Rigorous Monitoring Continues

A main point made by the UCSC researchers is that, while no definitive proof of a link between produced water disposal and seismicity exists, monitoring efforts and safety are a top priority. As the authors’ introduction notes:

“Our results suggest that induced seismicity may remain undetected in California without detailed analysis of local geologic setting, seismicity, and fluid diffusion” (emphasis added)

Oil and natural gas companies could not agree more and in California comprehensive monitoring programs are already in place. In fact, not only is there agreement that disposal activities should be monitored, but the UCSC paper’s recommendations are entirely consistent with the industry’s scientifically rigorous and careful approach to resource development.

For obvious reasons, oil and gas companies take the safety of their workers and the communities in which they operate very seriously. Since the passage of Senate Bill 4 the industry operates under the nation’s most rigorous regulatory rules to protect the environment and increase energy production accountability. The sweeping legislation establishes a comprehensive permitting system, increases transparency, includes the strongest disclosure requirements in the country, and requires extensive monitoring and testing to ensure safe production.
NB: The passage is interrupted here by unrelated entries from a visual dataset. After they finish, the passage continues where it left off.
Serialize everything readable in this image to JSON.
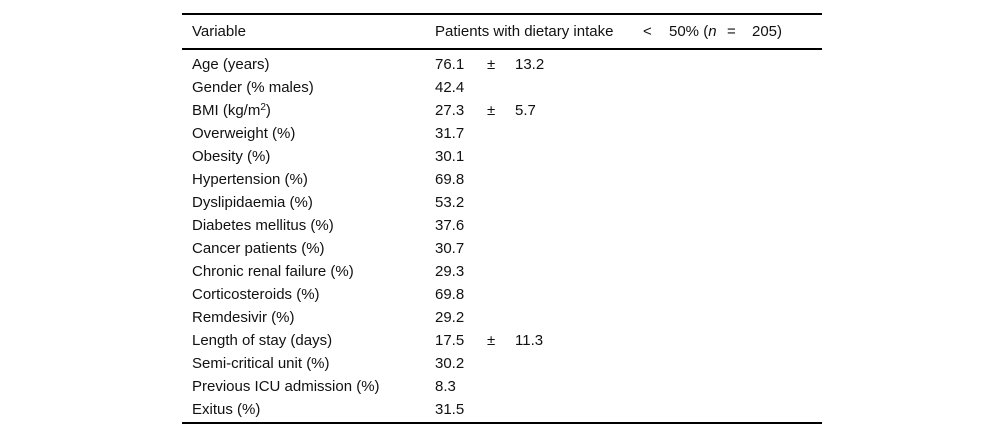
{
  "table": {
    "header": {
      "variable": "Variable",
      "group": {
        "seg1": "Patients with dietary intake",
        "lt": "<",
        "pct_open": "50% (",
        "n_italic": "n",
        "eq": "=",
        "count_close": "205)"
      }
    },
    "rows": [
      {
        "label": "Age (years)",
        "label_sup": "",
        "label_suffix": "",
        "value": "76.1",
        "pm": "±",
        "sd": "13.2"
      },
      {
        "label": "Gender (% males)",
        "label_sup": "",
        "label_suffix": "",
        "value": "42.4",
        "pm": "",
        "sd": ""
      },
      {
        "label": "BMI (kg/m",
        "label_sup": "2",
        "label_suffix": ")",
        "value": "27.3",
        "pm": "±",
        "sd": "5.7"
      },
      {
        "label": "Overweight (%)",
        "label_sup": "",
        "label_suffix": "",
        "value": "31.7",
        "pm": "",
        "sd": ""
      },
      {
        "label": "Obesity (%)",
        "label_sup": "",
        "label_suffix": "",
        "value": "30.1",
        "pm": "",
        "sd": ""
      },
      {
        "label": "Hypertension (%)",
        "label_sup": "",
        "label_suffix": "",
        "value": "69.8",
        "pm": "",
        "sd": ""
      },
      {
        "label": "Dyslipidaemia (%)",
        "label_sup": "",
        "label_suffix": "",
        "value": "53.2",
        "pm": "",
        "sd": ""
      },
      {
        "label": "Diabetes mellitus (%)",
        "label_sup": "",
        "label_suffix": "",
        "value": "37.6",
        "pm": "",
        "sd": ""
      },
      {
        "label": "Cancer patients (%)",
        "label_sup": "",
        "label_suffix": "",
        "value": "30.7",
        "pm": "",
        "sd": ""
      },
      {
        "label": "Chronic renal failure (%)",
        "label_sup": "",
        "label_suffix": "",
        "value": "29.3",
        "pm": "",
        "sd": ""
      },
      {
        "label": "Corticosteroids (%)",
        "label_sup": "",
        "label_suffix": "",
        "value": "69.8",
        "pm": "",
        "sd": ""
      },
      {
        "label": "Remdesivir (%)",
        "label_sup": "",
        "label_suffix": "",
        "value": "29.2",
        "pm": "",
        "sd": ""
      },
      {
        "label": "Length of stay (days)",
        "label_sup": "",
        "label_suffix": "",
        "value": "17.5",
        "pm": "±",
        "sd": "11.3"
      },
      {
        "label": "Semi-critical unit (%)",
        "label_sup": "",
        "label_suffix": "",
        "value": "30.2",
        "pm": "",
        "sd": ""
      },
      {
        "label": "Previous ICU admission (%)",
        "label_sup": "",
        "label_suffix": "",
        "value": "8.3",
        "pm": "",
        "sd": ""
      },
      {
        "label": "Exitus (%)",
        "label_sup": "",
        "label_suffix": "",
        "value": "31.5",
        "pm": "",
        "sd": ""
      }
    ]
  }
}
So, when fringe environmental groups like the Center for Biological Diversity try to scare the public with inflammatory claims like the need “to act immediately” to protect Californians from events potentially related to produced water disposal – even though such events have never, to the best of our knowledge, happened in more than 100 years of energy production in the state – they are intentionally failing to acknowledge that robust “action” is already occurring and working well.

Conclusion

For years, opponents of oil and gas development have fomented not only concern but the “run for your life” kind of alarmism that helps raise money but confuses, rather than clarifies, issues. Today, this includes stoking a fear of inducing seismic events via produced water injection or fracking. The reaction to the UCSC study is no different and, as noted above, the alarmism is misplaced.